EDMed specimen of sample I: (a) residual stress = 36.3 MPa and (b) residual stress = 129 MPa

EDMed specimen of sample II: (a) residual stress = 41.8 MPa and (b) residual stress = 231.5 MPa.
Figure 10(a) and (b) shows the minimum and maximum residual stresses for material II (10 vol% SiC–5 vol% quartz/Al matrix composite). The minimum residual stress was obtained for trial 13 (I = 4 A; ton = 45 µs; toff = 15 µs, e = Gr, d = EDM oil + Gr powder), and maximum residual stress was obtained for trial 18 (I = 8 A; ton = 45 µs; toff = 45 µs, e = Cu–Gr, d = EDM oil). Both micrographs show the flow line of molten metal. However, these flow lines are more predominant in Figure 10(b) due to severe melting leading to high residual stress.
The SEM pictures of the machined surface represent the comparison of surface having highest and lowest residual stresses. This SEM analysis of the sample also reflects the surface properties of the machined surface such as surface roughness, porosity and crack. The machined surface in both the composites has a porous structure, which shows that the metal removal process was a result of melting, evaporation and spalling. 38 Furthermore, the surface topography reveals that the residual stresses may be caused due to metal flow, globules pockmarks, voids and crack. For material I, the flow lines of molten matrix are not as severe as observed in material II due to low coefficient of thermal expansion and density of reinforced particulate but there is a formation of pores and voids in the micrograph.

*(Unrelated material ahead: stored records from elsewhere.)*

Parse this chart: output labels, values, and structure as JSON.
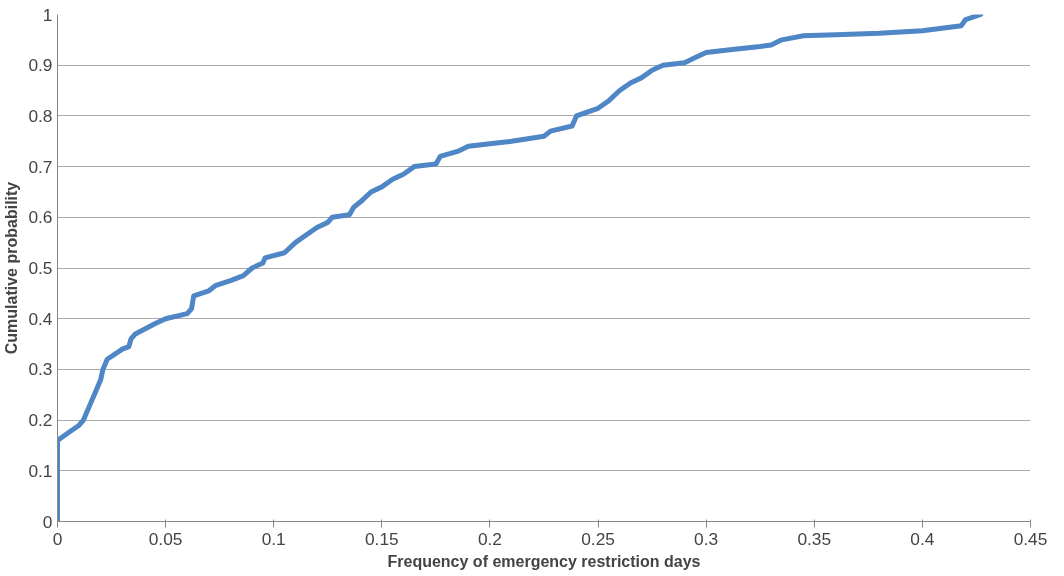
{
  "chart_data": {
    "type": "line",
    "xlabel": "Frequency of emergency restriction days",
    "ylabel": "Cumulative probability",
    "xlim": [
      0,
      0.45
    ],
    "ylim": [
      0,
      1
    ],
    "xticks": [
      0,
      0.05,
      0.1,
      0.15,
      0.2,
      0.25,
      0.3,
      0.35,
      0.4,
      0.45
    ],
    "yticks": [
      0,
      0.1,
      0.2,
      0.3,
      0.4,
      0.5,
      0.6,
      0.7,
      0.8,
      0.9,
      1
    ],
    "grid": "y",
    "marker": "none",
    "line_style": "solid",
    "series": [
      {
        "color": "#4f86c6",
        "x": [
          0,
          0,
          0.005,
          0.01,
          0.012,
          0.015,
          0.018,
          0.02,
          0.021,
          0.023,
          0.03,
          0.033,
          0.034,
          0.036,
          0.045,
          0.05,
          0.06,
          0.062,
          0.063,
          0.07,
          0.073,
          0.08,
          0.086,
          0.09,
          0.095,
          0.096,
          0.105,
          0.11,
          0.115,
          0.12,
          0.125,
          0.127,
          0.135,
          0.137,
          0.14,
          0.145,
          0.15,
          0.155,
          0.16,
          0.165,
          0.175,
          0.177,
          0.185,
          0.19,
          0.2,
          0.21,
          0.225,
          0.228,
          0.238,
          0.24,
          0.25,
          0.255,
          0.26,
          0.265,
          0.27,
          0.275,
          0.28,
          0.29,
          0.295,
          0.3,
          0.31,
          0.325,
          0.33,
          0.335,
          0.345,
          0.36,
          0.38,
          0.4,
          0.418,
          0.42,
          0.427
        ],
        "values": [
          0,
          0.16,
          0.175,
          0.19,
          0.2,
          0.23,
          0.26,
          0.28,
          0.3,
          0.32,
          0.34,
          0.345,
          0.36,
          0.37,
          0.39,
          0.4,
          0.41,
          0.42,
          0.445,
          0.455,
          0.465,
          0.475,
          0.485,
          0.5,
          0.51,
          0.52,
          0.53,
          0.55,
          0.565,
          0.58,
          0.59,
          0.6,
          0.605,
          0.62,
          0.63,
          0.65,
          0.66,
          0.675,
          0.685,
          0.7,
          0.705,
          0.72,
          0.73,
          0.74,
          0.745,
          0.75,
          0.76,
          0.77,
          0.78,
          0.8,
          0.815,
          0.83,
          0.85,
          0.865,
          0.875,
          0.89,
          0.9,
          0.905,
          0.915,
          0.925,
          0.93,
          0.937,
          0.94,
          0.95,
          0.958,
          0.96,
          0.963,
          0.968,
          0.978,
          0.99,
          1.0
        ]
      }
    ]
  }
}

Material I (65 vol% SiC/A356.2) does not show large flow line phenomena on the machined surface as seen in material II (10 vol% SiC–5 vol% quartz/Al composite). This could be due to low heat expansion coefficient and high density of reinforced particles in material I and thus do not experience high thermal gradient and volume change during EDM. The typical XRD spectra of un-machined and EDMed workpiece were carried out for both materials using Cu Kα radiations (λ = 1.5406 Å) to examine the changes on the machined surface using a scan rate of 1°/min and range up to 140° with the generator setting of 40 mA and 45 kV. The resulting scans are shown in Figures 11 and 12. The lower most plots in both figures are for the un-machined surface, and the other two plots are for trials, which exhibited lowest and the highest residual stresses. The XRD of machined surface in Figures 11 and 12 indicates the formation of new phases. The peak intensity reduces as the residual stress magnitude increases due to dislocation of planes of atoms.

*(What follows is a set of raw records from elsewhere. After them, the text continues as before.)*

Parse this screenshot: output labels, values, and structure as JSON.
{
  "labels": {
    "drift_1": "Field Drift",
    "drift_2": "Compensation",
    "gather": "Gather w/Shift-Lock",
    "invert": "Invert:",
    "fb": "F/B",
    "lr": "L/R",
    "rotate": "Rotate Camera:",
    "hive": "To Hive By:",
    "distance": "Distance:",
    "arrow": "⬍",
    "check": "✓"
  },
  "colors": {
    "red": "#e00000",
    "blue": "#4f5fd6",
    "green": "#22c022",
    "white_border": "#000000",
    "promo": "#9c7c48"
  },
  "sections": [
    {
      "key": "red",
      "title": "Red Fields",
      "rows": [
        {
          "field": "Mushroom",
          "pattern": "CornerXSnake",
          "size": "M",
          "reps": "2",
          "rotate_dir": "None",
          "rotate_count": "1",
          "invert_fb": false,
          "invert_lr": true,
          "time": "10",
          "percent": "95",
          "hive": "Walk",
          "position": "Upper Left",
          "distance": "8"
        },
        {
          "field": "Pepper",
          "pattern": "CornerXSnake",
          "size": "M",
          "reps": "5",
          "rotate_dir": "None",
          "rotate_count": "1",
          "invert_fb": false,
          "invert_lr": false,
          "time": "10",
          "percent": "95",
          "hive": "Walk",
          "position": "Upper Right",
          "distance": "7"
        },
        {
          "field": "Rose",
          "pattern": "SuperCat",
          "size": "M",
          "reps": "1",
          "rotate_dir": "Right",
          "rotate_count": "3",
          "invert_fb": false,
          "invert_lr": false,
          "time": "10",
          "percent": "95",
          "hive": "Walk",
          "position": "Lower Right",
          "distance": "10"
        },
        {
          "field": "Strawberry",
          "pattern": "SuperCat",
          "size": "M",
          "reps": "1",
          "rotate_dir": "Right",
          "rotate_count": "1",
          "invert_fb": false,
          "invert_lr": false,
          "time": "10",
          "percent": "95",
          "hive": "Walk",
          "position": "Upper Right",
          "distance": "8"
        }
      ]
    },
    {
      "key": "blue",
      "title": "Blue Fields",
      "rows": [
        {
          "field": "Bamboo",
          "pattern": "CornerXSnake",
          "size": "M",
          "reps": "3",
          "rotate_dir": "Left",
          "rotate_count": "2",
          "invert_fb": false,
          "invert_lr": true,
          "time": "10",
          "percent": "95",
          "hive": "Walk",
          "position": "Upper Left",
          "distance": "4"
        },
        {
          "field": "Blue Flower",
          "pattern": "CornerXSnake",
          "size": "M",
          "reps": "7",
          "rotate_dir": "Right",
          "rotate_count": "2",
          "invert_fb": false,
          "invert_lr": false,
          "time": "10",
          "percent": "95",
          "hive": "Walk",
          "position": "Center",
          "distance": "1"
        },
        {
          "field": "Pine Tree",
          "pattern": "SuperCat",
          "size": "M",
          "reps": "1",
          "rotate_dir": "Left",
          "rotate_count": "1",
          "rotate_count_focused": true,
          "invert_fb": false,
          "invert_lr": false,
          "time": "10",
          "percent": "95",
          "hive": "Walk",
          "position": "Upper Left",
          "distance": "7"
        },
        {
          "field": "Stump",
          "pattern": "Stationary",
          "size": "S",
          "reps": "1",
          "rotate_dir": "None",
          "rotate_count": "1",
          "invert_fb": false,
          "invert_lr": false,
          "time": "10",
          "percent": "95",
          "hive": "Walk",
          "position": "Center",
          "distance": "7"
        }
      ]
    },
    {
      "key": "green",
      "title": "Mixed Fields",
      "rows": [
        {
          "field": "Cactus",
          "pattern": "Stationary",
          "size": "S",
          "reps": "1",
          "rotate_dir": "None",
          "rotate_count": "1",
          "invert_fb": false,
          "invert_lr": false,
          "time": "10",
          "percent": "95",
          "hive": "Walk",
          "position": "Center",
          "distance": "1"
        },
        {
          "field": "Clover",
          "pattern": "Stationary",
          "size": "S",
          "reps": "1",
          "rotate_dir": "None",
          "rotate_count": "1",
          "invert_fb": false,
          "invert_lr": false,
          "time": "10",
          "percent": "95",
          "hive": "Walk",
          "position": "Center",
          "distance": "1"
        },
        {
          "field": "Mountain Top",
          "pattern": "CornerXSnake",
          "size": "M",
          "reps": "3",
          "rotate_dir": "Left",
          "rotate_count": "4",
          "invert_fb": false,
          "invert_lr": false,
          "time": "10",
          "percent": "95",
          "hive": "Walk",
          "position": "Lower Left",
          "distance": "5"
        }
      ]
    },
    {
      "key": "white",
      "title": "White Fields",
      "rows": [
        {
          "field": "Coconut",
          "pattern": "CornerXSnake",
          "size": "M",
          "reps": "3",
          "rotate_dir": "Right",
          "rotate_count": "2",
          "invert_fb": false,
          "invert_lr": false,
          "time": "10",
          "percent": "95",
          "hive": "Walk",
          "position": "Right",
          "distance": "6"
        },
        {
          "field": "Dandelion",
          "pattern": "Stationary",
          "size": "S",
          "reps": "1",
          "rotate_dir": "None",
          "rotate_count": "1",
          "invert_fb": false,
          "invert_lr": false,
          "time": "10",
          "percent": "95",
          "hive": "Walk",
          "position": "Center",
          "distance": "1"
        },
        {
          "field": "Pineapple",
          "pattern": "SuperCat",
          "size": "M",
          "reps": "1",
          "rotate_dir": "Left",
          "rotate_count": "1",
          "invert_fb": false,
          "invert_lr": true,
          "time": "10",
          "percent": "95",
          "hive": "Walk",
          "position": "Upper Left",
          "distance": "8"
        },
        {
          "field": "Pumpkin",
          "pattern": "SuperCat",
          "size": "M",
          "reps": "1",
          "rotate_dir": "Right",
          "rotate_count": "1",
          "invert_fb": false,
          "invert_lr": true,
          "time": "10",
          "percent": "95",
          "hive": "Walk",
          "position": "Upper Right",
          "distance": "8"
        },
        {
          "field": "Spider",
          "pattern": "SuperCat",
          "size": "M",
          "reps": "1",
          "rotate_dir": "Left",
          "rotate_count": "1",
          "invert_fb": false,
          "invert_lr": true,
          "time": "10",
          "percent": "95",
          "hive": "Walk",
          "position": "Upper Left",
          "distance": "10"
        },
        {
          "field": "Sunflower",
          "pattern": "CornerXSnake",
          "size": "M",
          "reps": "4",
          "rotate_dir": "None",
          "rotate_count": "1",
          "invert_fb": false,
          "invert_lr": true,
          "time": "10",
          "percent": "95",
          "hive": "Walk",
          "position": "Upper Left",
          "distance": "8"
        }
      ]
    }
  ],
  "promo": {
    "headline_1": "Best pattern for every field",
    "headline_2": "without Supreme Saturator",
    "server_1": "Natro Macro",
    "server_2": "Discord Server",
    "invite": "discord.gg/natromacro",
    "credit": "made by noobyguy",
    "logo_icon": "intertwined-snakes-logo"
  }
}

XRD spectra of sample I (a) before EDM and (b and c) EDMed surface with residual stress of 36.3 and 129MPa, respectively.

XRD spectra of sample II (a) before EDM and (b and c) EDMed surface with residual stress of 41.8 and 231.5 MPa, respectively.
Conclusion
This study reports the result of an experiment conducted on two different variants of MMCs for assessing the residual stresses induced while machining with an EDM process. Pulse-off time was identified as the most significant factor resulting in residual stresses in two materials. The analysis of results showed that MMCs with low coefficient of thermal expansion and a high density of reinforced particle have lower residual stresses. The electrode material which had high conductivity resulting in smooth formation of plasma channel between the electrodes induced least amount of residual stresses. The increase in pulse-off time causes a steep rise in residual stress due to extended solidification period while pulse-on time has no effect. The addition of power in the dielectric lowers the residual stresses. However, the conductivity of power particles has no effect on residual stresses. Subsequently, ANN model was developed to predict the residual stresses in such materials. The model accurately predicts the residual stresses and can be used as a reliable tool for the study of residual stresses in case of complex problems that involve qualitative and quantitative factors. The XRD patterns clearly indicate the formation of new phases on the machined surface. The peak intensity after machining is reduced due to dislocation of atomic layer resulting in residual strains.
Footnotes
Appendix 1
Declaration of conflicting interests
The authors declare that there is no conflict of interest.
Funding
This research received no specific grant from any funding agency in the public, commercial or not-for-profit sectors.